In the other, activists disrupted an event at the Council of the Americas by denouncing the U.S. government’s support of the criminal coup governments of Honduras over the last six years. Peter Bolton and Jose Spade of the Latin America and Caribbean Action Network told James Nealon, the U.S. Ambassador to Honduras, that he had blood on his hands due to the recent assassination of Berta Caceres and the destructive role that the U.S. has played in Honduras during the 2009 School of the Americas-led military coup and its disastrous aftermath.
Amy Goodman interviewed Berta Ziniga Caceres, Berta’s daughter on Democracy Now in which she discusses her mother's assassination. She also stated that U.S. military aid to Honduras has resulted in an "increase in insecurity, violence and repression, very much directed against the Honduran social movement."

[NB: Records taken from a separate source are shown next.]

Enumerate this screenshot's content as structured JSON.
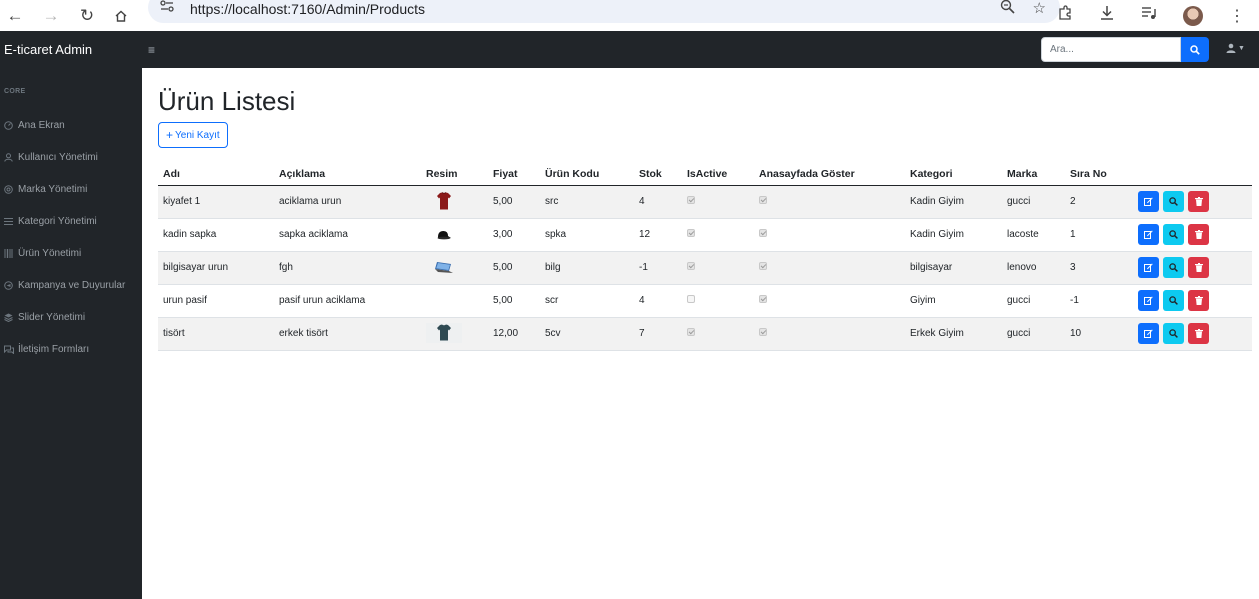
{
  "browser": {
    "url": "https://localhost:7160/Admin/Products"
  },
  "navbar": {
    "brand": "E-ticaret Admin",
    "toggle": "≡",
    "search_placeholder": "Ara..."
  },
  "sidebar": {
    "heading": "CORE",
    "items": [
      {
        "label": "Ana Ekran",
        "icon": "gauge-icon"
      },
      {
        "label": "Kullanıcı Yönetimi",
        "icon": "user-icon"
      },
      {
        "label": "Marka Yönetimi",
        "icon": "circle-icon"
      },
      {
        "label": "Kategori Yönetimi",
        "icon": "list-icon"
      },
      {
        "label": "Ürün Yönetimi",
        "icon": "barcode-icon"
      },
      {
        "label": "Kampanya ve Duyurular",
        "icon": "megaphone-icon"
      },
      {
        "label": "Slider Yönetimi",
        "icon": "layers-icon"
      },
      {
        "label": "İletişim Formları",
        "icon": "chat-icon"
      }
    ]
  },
  "page": {
    "title": "Ürün Listesi",
    "new_button": "Yeni Kayıt"
  },
  "table": {
    "headers": [
      "Adı",
      "Açıklama",
      "Resim",
      "Fiyat",
      "Ürün Kodu",
      "Stok",
      "IsActive",
      "Anasayfada Göster",
      "Kategori",
      "Marka",
      "Sıra No",
      ""
    ],
    "rows": [
      {
        "name": "kiyafet 1",
        "desc": "aciklama urun",
        "image": "shirt-red",
        "price": "5,00",
        "code": "src",
        "stock": "4",
        "active": true,
        "home": true,
        "category": "Kadin Giyim",
        "brand": "gucci",
        "order": "2"
      },
      {
        "name": "kadin sapka",
        "desc": "sapka aciklama",
        "image": "cap-black",
        "price": "3,00",
        "code": "spka",
        "stock": "12",
        "active": true,
        "home": true,
        "category": "Kadin Giyim",
        "brand": "lacoste",
        "order": "1"
      },
      {
        "name": "bilgisayar urun",
        "desc": "fgh",
        "image": "laptop",
        "price": "5,00",
        "code": "bilg",
        "stock": "-1",
        "active": true,
        "home": true,
        "category": "bilgisayar",
        "brand": "lenovo",
        "order": "3"
      },
      {
        "name": "urun pasif",
        "desc": "pasif urun aciklama",
        "image": "",
        "price": "5,00",
        "code": "scr",
        "stock": "4",
        "active": false,
        "home": true,
        "category": "Giyim",
        "brand": "gucci",
        "order": "-1"
      },
      {
        "name": "tisört",
        "desc": "erkek tisört",
        "image": "tshirt-dark",
        "price": "12,00",
        "code": "5cv",
        "stock": "7",
        "active": true,
        "home": true,
        "category": "Erkek Giyim",
        "brand": "gucci",
        "order": "10"
      }
    ]
  },
  "colors": {
    "primary": "#0d6efd",
    "info": "#0dcaf0",
    "danger": "#dc3545",
    "dark": "#212529"
  }
}
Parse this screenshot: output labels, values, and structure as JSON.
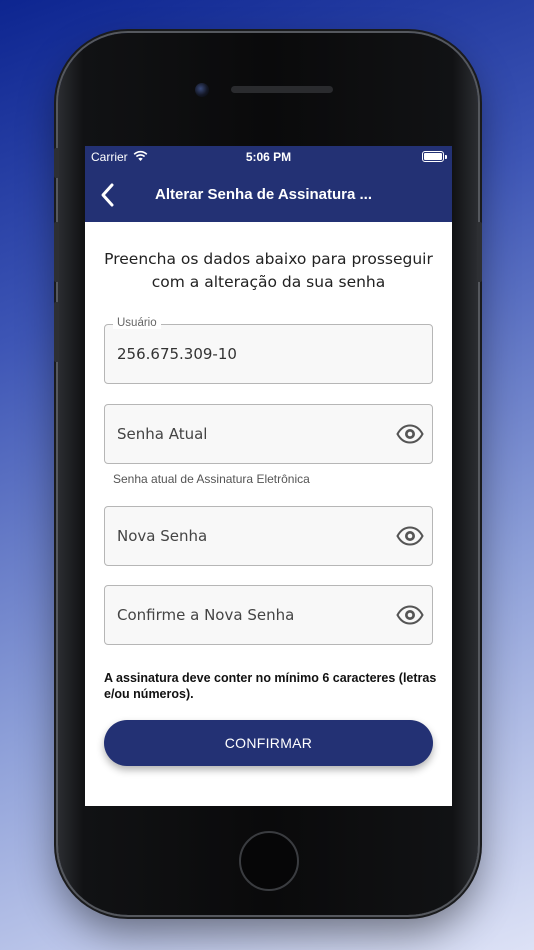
{
  "status_bar": {
    "carrier": "Carrier",
    "time": "5:06 PM"
  },
  "header": {
    "title": "Alterar Senha de Assinatura ...",
    "back_icon": "chevron-left-icon"
  },
  "instructions": "Preencha os dados abaixo para prosseguir com a alteração da sua senha",
  "form": {
    "usuario": {
      "label": "Usuário",
      "value": "256.675.309-10"
    },
    "senha_atual": {
      "placeholder": "Senha Atual",
      "helper": "Senha atual de Assinatura Eletrônica"
    },
    "nova_senha": {
      "placeholder": "Nova Senha"
    },
    "confirme_senha": {
      "placeholder": "Confirme a Nova Senha"
    },
    "eye_icon": "eye-icon"
  },
  "note": "A assinatura deve conter no mínimo 6 caracteres (letras e/ou números).",
  "confirm_label": "CONFIRMAR",
  "colors": {
    "primary": "#233174",
    "background_top": "#0d2590",
    "background_bottom": "#dde2f6"
  }
}
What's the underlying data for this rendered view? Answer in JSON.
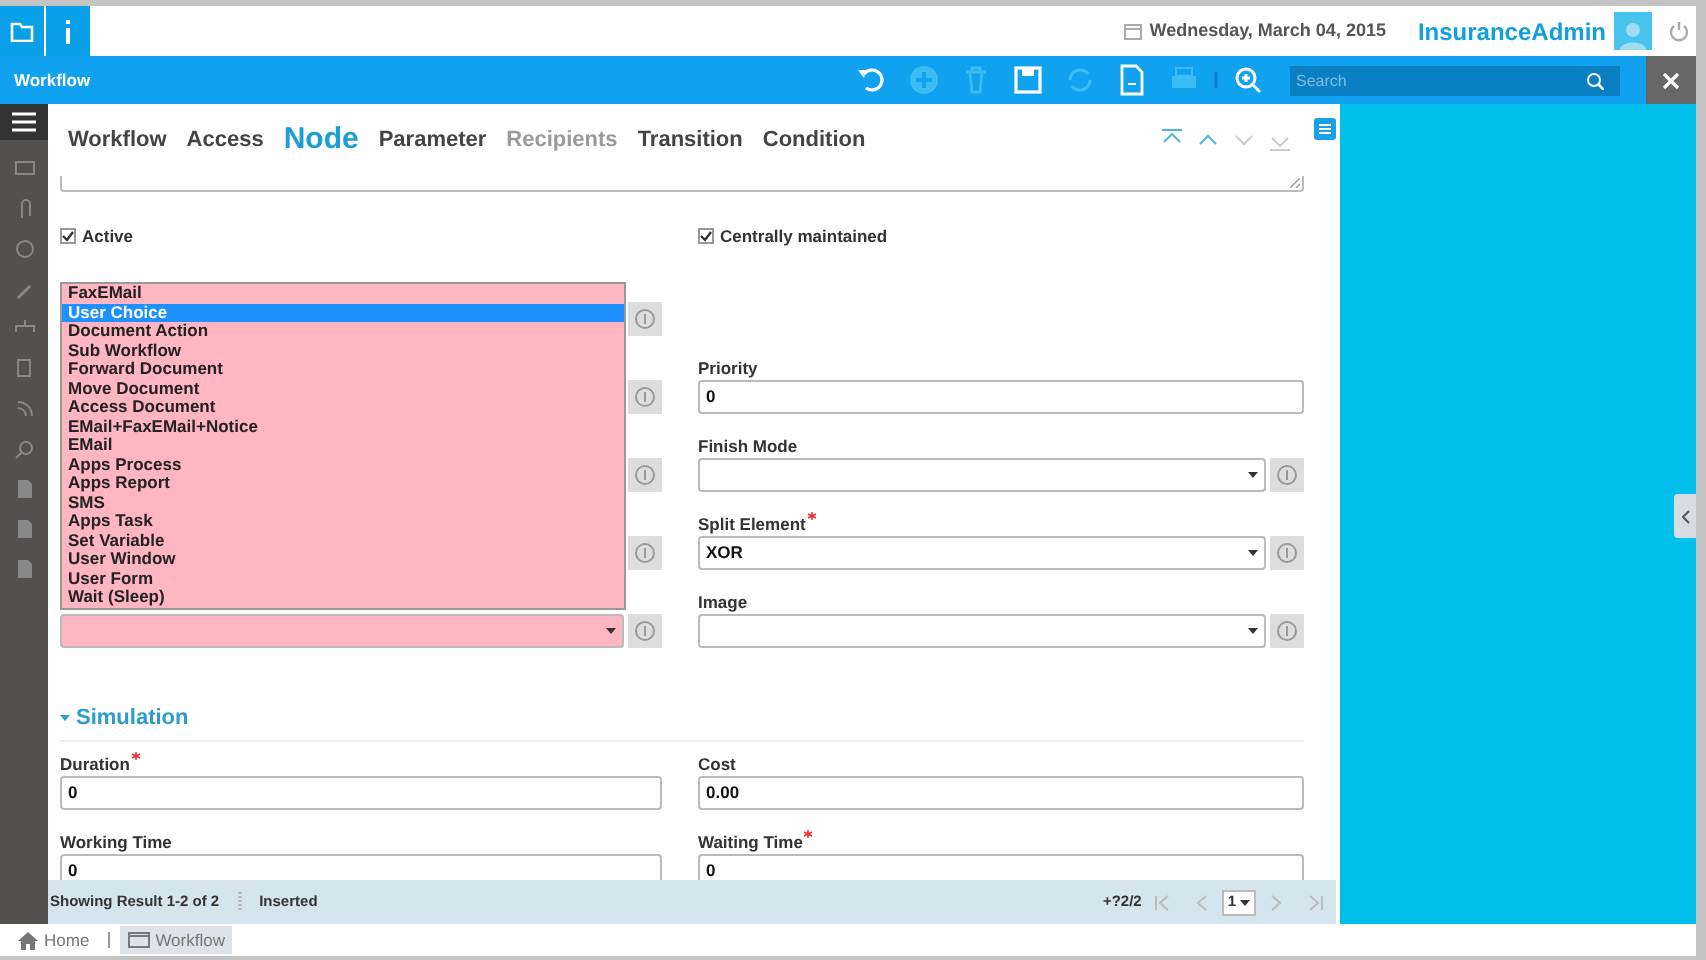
{
  "header": {
    "date": "Wednesday, March 04, 2015",
    "user": "InsuranceAdmin"
  },
  "toolbar": {
    "title": "Workflow",
    "actions": [
      {
        "kind": "undo",
        "disabled": false
      },
      {
        "kind": "new",
        "disabled": true
      },
      {
        "kind": "delete",
        "disabled": true
      },
      {
        "kind": "save",
        "disabled": false
      },
      {
        "kind": "refresh",
        "disabled": true
      },
      {
        "kind": "report",
        "disabled": false
      },
      {
        "kind": "print",
        "disabled": true
      },
      {
        "kind": "zoom",
        "disabled": false
      }
    ],
    "search": {
      "placeholder": "Search"
    }
  },
  "tabs": [
    {
      "label": "Workflow",
      "selected": false,
      "disabled": false
    },
    {
      "label": "Access",
      "selected": false,
      "disabled": false
    },
    {
      "label": "Node",
      "selected": true,
      "disabled": false
    },
    {
      "label": "Parameter",
      "selected": false,
      "disabled": false
    },
    {
      "label": "Recipients",
      "selected": false,
      "disabled": true
    },
    {
      "label": "Transition",
      "selected": false,
      "disabled": false
    },
    {
      "label": "Condition",
      "selected": false,
      "disabled": false
    }
  ],
  "navigation": [
    {
      "kind": "first",
      "disabled": false
    },
    {
      "kind": "previous",
      "disabled": false
    },
    {
      "kind": "next",
      "disabled": true
    },
    {
      "kind": "last",
      "disabled": true
    }
  ],
  "checkboxes": [
    {
      "label": "Active",
      "checked": true
    },
    {
      "label": "Centrally maintained",
      "checked": true
    }
  ],
  "left_fields": [
    {
      "kind": "covered"
    },
    {
      "kind": "covered"
    },
    {
      "kind": "covered"
    },
    {
      "kind": "covered"
    },
    {
      "kind": "select",
      "mandatory": true
    }
  ],
  "entity_type_list": {
    "options": [
      {
        "label": "FaxEMail",
        "selected": false
      },
      {
        "label": "User Choice",
        "selected": true
      },
      {
        "label": "Document Action",
        "selected": false
      },
      {
        "label": "Sub Workflow",
        "selected": false
      },
      {
        "label": "Forward Document",
        "selected": false
      },
      {
        "label": "Move Document",
        "selected": false
      },
      {
        "label": "Access Document",
        "selected": false
      },
      {
        "label": "EMail+FaxEMail+Notice",
        "selected": false
      },
      {
        "label": "EMail",
        "selected": false
      },
      {
        "label": "Apps Process",
        "selected": false
      },
      {
        "label": "Apps Report",
        "selected": false
      },
      {
        "label": "SMS",
        "selected": false
      },
      {
        "label": "Apps Task",
        "selected": false
      },
      {
        "label": "Set Variable",
        "selected": false
      },
      {
        "label": "User Window",
        "selected": false
      },
      {
        "label": "User Form",
        "selected": false
      },
      {
        "label": "Wait (Sleep)",
        "selected": false
      }
    ]
  },
  "right_fields": [
    {
      "kind": "empty"
    },
    {
      "kind": "text",
      "label": "Priority",
      "required": false,
      "value": "0"
    },
    {
      "kind": "select",
      "label": "Finish Mode",
      "required": false
    },
    {
      "kind": "select",
      "label": "Split Element",
      "required": true,
      "value": "XOR"
    },
    {
      "kind": "select",
      "label": "Image",
      "required": false
    }
  ],
  "simulation": {
    "title": "Simulation",
    "expanded": true,
    "fields": [
      {
        "label": "Duration",
        "required": true,
        "value": "0"
      },
      {
        "label": "Cost",
        "required": false,
        "value": "0.00"
      },
      {
        "label": "Working Time",
        "required": false,
        "value": "0"
      },
      {
        "label": "Waiting Time",
        "required": true,
        "value": "0"
      }
    ]
  },
  "status_bar": {
    "result": "Showing Result 1-2 of 2",
    "message": "Inserted",
    "record": "+?2/2",
    "page": "1"
  },
  "footer": [
    {
      "label": "Home",
      "kind": "home",
      "selected": false
    },
    {
      "label": "Workflow",
      "kind": "window",
      "selected": true
    }
  ]
}
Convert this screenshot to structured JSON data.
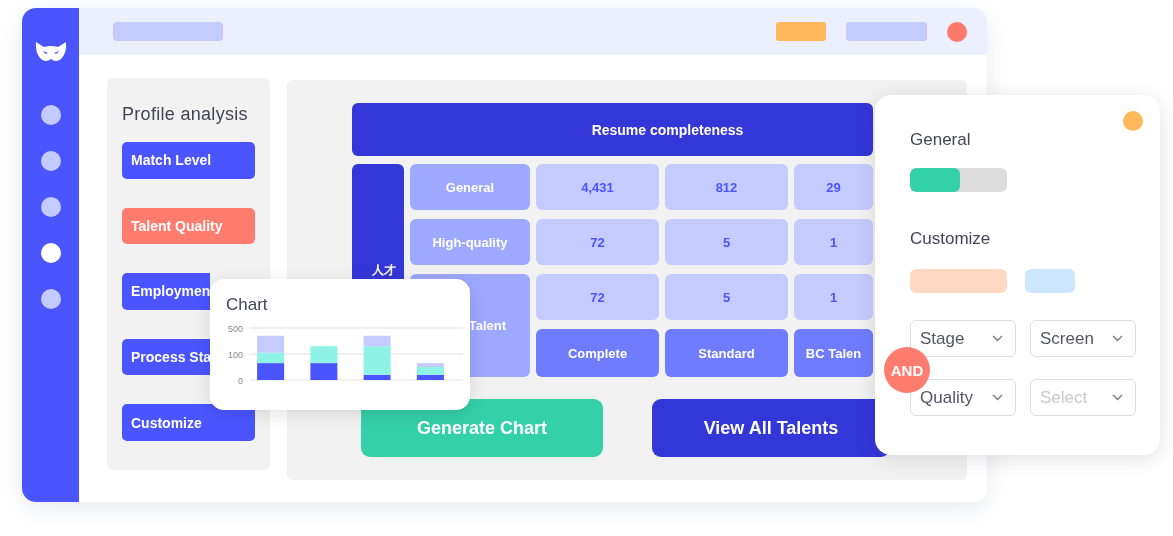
{
  "sidebar": {
    "items": [
      {
        "selected": false
      },
      {
        "selected": false
      },
      {
        "selected": false
      },
      {
        "selected": true
      },
      {
        "selected": false
      }
    ]
  },
  "profile_panel": {
    "title": "Profile analysis",
    "buttons": [
      {
        "label": "Match Level",
        "kind": "primary"
      },
      {
        "label": "Talent Quality",
        "kind": "accent"
      },
      {
        "label": "Employmen",
        "kind": "partial"
      },
      {
        "label": "Process Sta",
        "kind": "partial"
      },
      {
        "label": "Customize",
        "kind": "primary"
      }
    ]
  },
  "table": {
    "header": "Resume completeness",
    "side_label": "人才",
    "rows": [
      {
        "label": "General",
        "cells": [
          "4,431",
          "812",
          "29"
        ]
      },
      {
        "label": "High-quality",
        "cells": [
          "72",
          "5",
          "1"
        ]
      },
      {
        "label": "Talent",
        "cells": [
          "72",
          "5",
          "1"
        ],
        "kind": "spanning"
      },
      {
        "cells": [
          "Complete",
          "Standard",
          "BC Talen"
        ],
        "kind": "column_labels"
      }
    ]
  },
  "actions": [
    {
      "label": "Generate Chart",
      "kind": "secondary"
    },
    {
      "label": "View All Talents",
      "kind": "primary"
    }
  ],
  "chart_card": {
    "title": "Chart",
    "axis_labels": [
      "500",
      "100",
      "0"
    ]
  },
  "filter_card": {
    "general_label": "General",
    "general_bar": {
      "level": 0.52
    },
    "customize_label": "Customize",
    "chips": [
      {
        "color": "#ffd8c4"
      },
      {
        "color": "#cce6ff"
      }
    ],
    "dropdowns": [
      {
        "value": "Stage"
      },
      {
        "value": "Screen"
      },
      {
        "value": "Quality"
      },
      {
        "placeholder": "Select"
      }
    ],
    "operator": "AND"
  }
}
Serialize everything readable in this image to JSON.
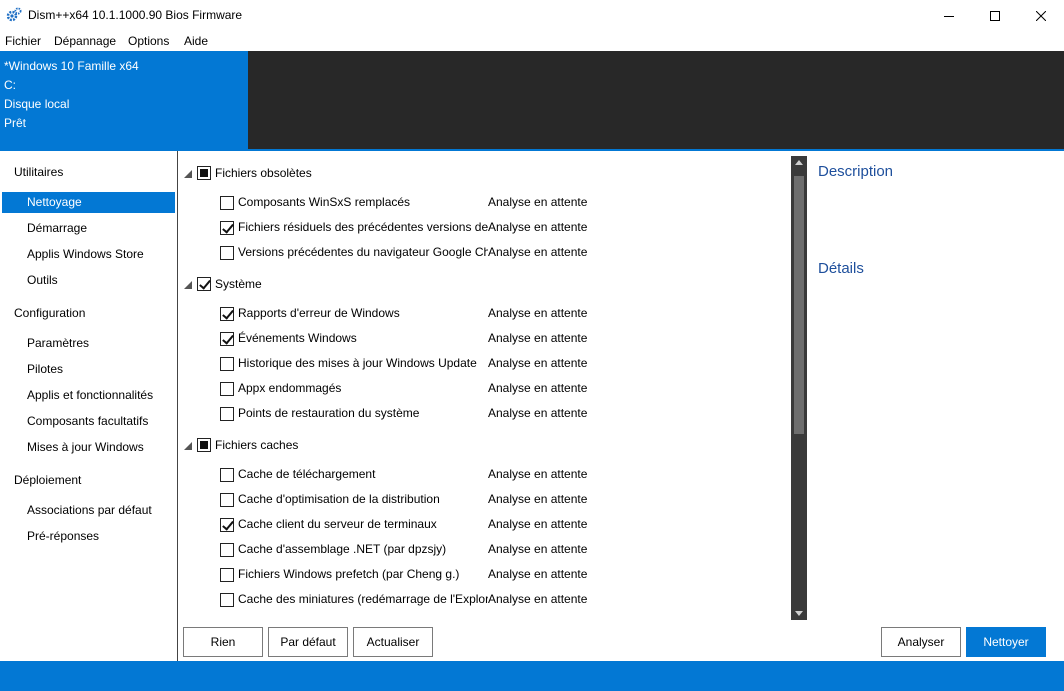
{
  "window": {
    "title": "Dism++x64 10.1.1000.90 Bios Firmware"
  },
  "menu": [
    "Fichier",
    "Dépannage",
    "Options",
    "Aide"
  ],
  "header": {
    "system": "*Windows 10 Famille x64",
    "drive": "C:",
    "disk": "Disque local",
    "status": "Prêt"
  },
  "sidebar": {
    "groups": [
      {
        "label": "Utilitaires",
        "items": [
          "Nettoyage",
          "Démarrage",
          "Applis Windows Store",
          "Outils"
        ]
      },
      {
        "label": "Configuration",
        "items": [
          "Paramètres",
          "Pilotes",
          "Applis et fonctionnalités",
          "Composants facultatifs",
          "Mises à jour Windows"
        ]
      },
      {
        "label": "Déploiement",
        "items": [
          "Associations par défaut",
          "Pré-réponses"
        ]
      }
    ],
    "active": "Nettoyage"
  },
  "cleanup": {
    "groups": [
      {
        "label": "Fichiers obsolètes",
        "state": "partial",
        "items": [
          {
            "label": "Composants WinSxS remplacés",
            "status": "Analyse en attente",
            "checked": false
          },
          {
            "label": "Fichiers résiduels des précédentes versions de D",
            "status": "Analyse en attente",
            "checked": true
          },
          {
            "label": "Versions précédentes du navigateur Google Chr",
            "status": "Analyse en attente",
            "checked": false
          }
        ]
      },
      {
        "label": "Système",
        "state": "checked",
        "items": [
          {
            "label": "Rapports d'erreur de Windows",
            "status": "Analyse en attente",
            "checked": true
          },
          {
            "label": "Événements Windows",
            "status": "Analyse en attente",
            "checked": true
          },
          {
            "label": "Historique des mises à jour Windows Update",
            "status": "Analyse en attente",
            "checked": false
          },
          {
            "label": "Appx endommagés",
            "status": "Analyse en attente",
            "checked": false
          },
          {
            "label": "Points de restauration du système",
            "status": "Analyse en attente",
            "checked": false
          }
        ]
      },
      {
        "label": "Fichiers caches",
        "state": "partial",
        "items": [
          {
            "label": "Cache de téléchargement",
            "status": "Analyse en attente",
            "checked": false
          },
          {
            "label": "Cache d'optimisation de la distribution",
            "status": "Analyse en attente",
            "checked": false
          },
          {
            "label": "Cache client du serveur de terminaux",
            "status": "Analyse en attente",
            "checked": true
          },
          {
            "label": "Cache d'assemblage .NET (par dpzsjy)",
            "status": "Analyse en attente",
            "checked": false
          },
          {
            "label": "Fichiers Windows prefetch (par Cheng g.)",
            "status": "Analyse en attente",
            "checked": false
          },
          {
            "label": "Cache des miniatures (redémarrage de l'Explora",
            "status": "Analyse en attente",
            "checked": false
          }
        ]
      }
    ]
  },
  "panel": {
    "description": "Description",
    "details": "Détails"
  },
  "buttons": {
    "rien": "Rien",
    "defaut": "Par défaut",
    "actualiser": "Actualiser",
    "analyser": "Analyser",
    "nettoyer": "Nettoyer"
  },
  "colors": {
    "accent": "#0378d4",
    "header_dark": "#282828",
    "section_title": "#1e4f9c"
  }
}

Many people answered the “Action Alert” of the School of the America Watch and wrote and/or called their members of Congress to demand justice for Berta and a suspension of U.S. military aid to the Honduran government. Sixty-two Representatives heard the demands and sent a strong message to U.S. Secretary of State John Kerry and Honduran officials! The pressure on the funders and enablers of the violence in Honduras is working, as Dutch and Finnish banks announced that they were suspending their involvement in the DESA-Agua Zarca dam project that Berta lost her life opposing, although they did leave the door open to releasing the funds in the future.
To join with others in efforts for justice for Berta and ending the murders in Honduras, contact the School of the America’s Watch of Western PA at the Merton Center or go to www.soaw.org.
(Honduras, which has the highest murder rate in the world, has been reported to have had over 10,000 human rights violations by state security forces, which for the most part have impunity. Most murders go unpunished. Yet U.S. military training and aid for the Honduran security forces continue.)
Joyce Rothermel is a member of the School of the Americas Watch of Western Pennsylvania.